Er is een negatief feedback systeem. Post synaptische cel geeft aan dat hij overprikkeld raakt of
geeft een NT af die op de receptor past op cel A. Die geactiveerde receptor geeft dan een
stopsignaal aan de presynaptische cel, waardoor de cel stopt met het afgeven met NT. Cel A kan ook
een autoreceptor hebben, waardoor die gevoelig is voor eigen NT -> geeft zichzelf een stopsignaal
en stopt met het afgeven van NT. Het effect van een NT hangt af van de hoeveelheid die aangemaakt
wordt, of het heropgenomen wordt, mate van afbraak door enzymen (als er enzymen geremd
worden, zijn er meer NT) en het aantal receptoren-> als een cel namelijk overprikkeld raakt,
verdwijnen NT. Exocytose: uitbarsting van de afgifte van NT. Een cel kan verschillende NT afgeven,
maar een NT kan maar hechten aan 1 soort receptor. NT openen alleen poorten, zodat de ionen naar
een ander neuron kunnen gaan, waardoor er een gradueel potentiaal ontstaat en er gekeken kan
worden of er een AP gaat lopen.
HC 3
Prikkeloverdracht in dendrieten en soma -> graduele potentialen die proportioneel zijn aan de
prikkel
Stoffen
- Aanmaak NT
- Vrijkomen NT
- Heropname NT, als het opgeslagen wordt is er meer NT om weer afgegeven te worden
- Afbraak door enzymen in de synaps NT
- Hechting aan receptoren
Er zijn stoffen die de chemie (andere stoffen) veranderen in de synaps.

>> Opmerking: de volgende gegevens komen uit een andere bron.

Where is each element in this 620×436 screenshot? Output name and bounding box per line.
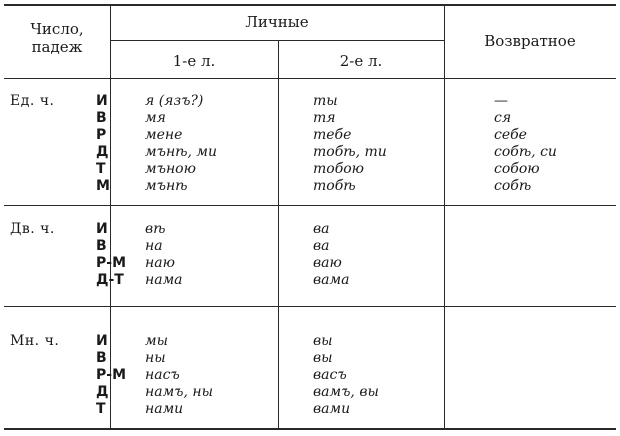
form-cell: вамъ, вы (313, 384, 379, 400)
header-number-case-line2: падеж (31, 38, 83, 56)
form-cell: на (145, 238, 163, 254)
column-divider-2 (278, 40, 279, 429)
form-cell: себе (494, 127, 527, 143)
form-cell: вами (313, 401, 351, 417)
group-label-dual: Дв. ч. (10, 221, 55, 237)
form-cell: мъною (145, 161, 196, 177)
form-cell: тя (313, 110, 336, 126)
form-cell: ны (145, 350, 166, 366)
dual-first-person-column (145, 221, 183, 289)
form-cell: нами (145, 401, 184, 417)
form-cell: мене (145, 127, 183, 143)
form-cell: ты (313, 93, 338, 109)
header-second-person: 2-е л. (339, 52, 383, 70)
form-cell: мы (145, 333, 169, 349)
plural-second-person-column (313, 333, 379, 418)
case-label: И (96, 333, 108, 349)
singular-first-person-column (145, 93, 217, 195)
plural-first-person-column (145, 333, 213, 418)
form-cell: тобою (313, 161, 365, 177)
form-cell: нама (145, 272, 183, 288)
table-top-border (4, 4, 616, 6)
case-label: Р-М (96, 367, 127, 383)
case-label: В (96, 350, 107, 366)
form-cell: мънѣ, ми (145, 144, 218, 160)
case-label: И (96, 93, 108, 109)
form-cell: ва (313, 221, 330, 237)
case-label: М (96, 178, 110, 194)
group-label-singular: Ед. ч. (10, 93, 55, 109)
case-label: Р (96, 127, 107, 143)
form-cell: мънѣ (145, 178, 188, 194)
form-cell: собѣ (494, 178, 532, 194)
group-rule-1 (4, 205, 616, 206)
case-label: И (96, 221, 108, 237)
header-personal: Личные (245, 13, 309, 31)
form-cell: ва (313, 238, 330, 254)
header-first-person: 1-е л. (172, 52, 216, 70)
singular-case-column (96, 93, 112, 195)
case-label: Д (96, 384, 109, 400)
dual-second-person-column (313, 221, 349, 289)
header-reflexive: Возвратное (484, 32, 576, 50)
form-cell: васъ (313, 367, 347, 383)
form-cell: тобѣ, ти (313, 144, 387, 160)
form-cell: ваю (313, 255, 342, 271)
form-cell: наю (145, 255, 175, 271)
case-label: Т (96, 401, 106, 417)
case-label: В (96, 238, 107, 254)
form-cell: намъ, ны (145, 384, 214, 400)
form-cell: тобѣ (313, 178, 356, 194)
group-label-plural: Мн. ч. (10, 333, 60, 349)
case-label: В (96, 110, 107, 126)
dual-case-column (96, 221, 127, 289)
form-cell: вѣ (145, 221, 166, 237)
form-cell: — (494, 93, 508, 109)
singular-second-person-column (313, 93, 387, 195)
form-cell: ся (494, 110, 512, 126)
form-cell: вама (313, 272, 350, 288)
case-label: Д (96, 144, 109, 160)
form-cell: вы (313, 333, 333, 349)
case-label: Д-Т (96, 272, 124, 288)
form-cell: собѣ, си (494, 144, 557, 160)
form-cell: насъ (145, 367, 180, 383)
case-label: Т (96, 161, 106, 177)
personal-subheader-rule (110, 40, 444, 41)
plural-case-column (96, 333, 127, 418)
group-rule-2 (4, 306, 616, 307)
form-cell: мя (145, 110, 166, 126)
column-divider-3 (444, 4, 445, 429)
header-number-case-line1: Число, (30, 20, 84, 38)
form-cell: собою (494, 161, 540, 177)
form-cell: я (язъ?) (145, 93, 204, 109)
singular-reflexive-column (494, 93, 557, 195)
case-label: Р-М (96, 255, 127, 271)
form-cell: вы (313, 350, 333, 366)
form-cell: тебе (313, 127, 352, 143)
table-bottom-border (4, 428, 616, 430)
header-bottom-rule (4, 78, 616, 79)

- Agonist: werkt mee en versterkt het effect van de NT, past namelijk netjes op de receptor
net zoals een NT, maar het is wel een vreemde stof (stimulerend middel of medicijn bijv.)
- Antagonist: werkt tegen en remt het effect van NT, past ook op de receptor, maar heeft toch
een andere vorm, waardoor hij de receptor toch bezet houdt, maar niet activeert. De cel
wordt zo minder geprikkeld.
Affiniteit van een stof op een receptor: stoffen binden moeilijk of makkelijk
- Lage affiniteit; bind zwak aan receptor, laat makkelijk los
- Hoge affiniteit; blijft langer zitten, heeft meer effect op dendriet
Effectiviteit van een stof op een receptor: stoffen hebben weinig of veel effect
- Laag; weinig effect, gaat wel zitten, maar doet niks (antagonist)
- Hoog; veel effect, zet het poortje open
Het effect van een stof wordt bepaald door de interactie tussen affiniteit en effectiviteit. Als er twee
stoffen in een synaps zitten, bind degene met een hoge affiniteit. Er is een soort van competitie
tussen de twee stoffen, maar één stof kan de processen overnemen van de natuurlijke NT. Als een
stof een hoge affiniteit heeft en een hoge effectiviteit is er geen effect en wint de competitie,
waardoor de natuurlijke NT verliest.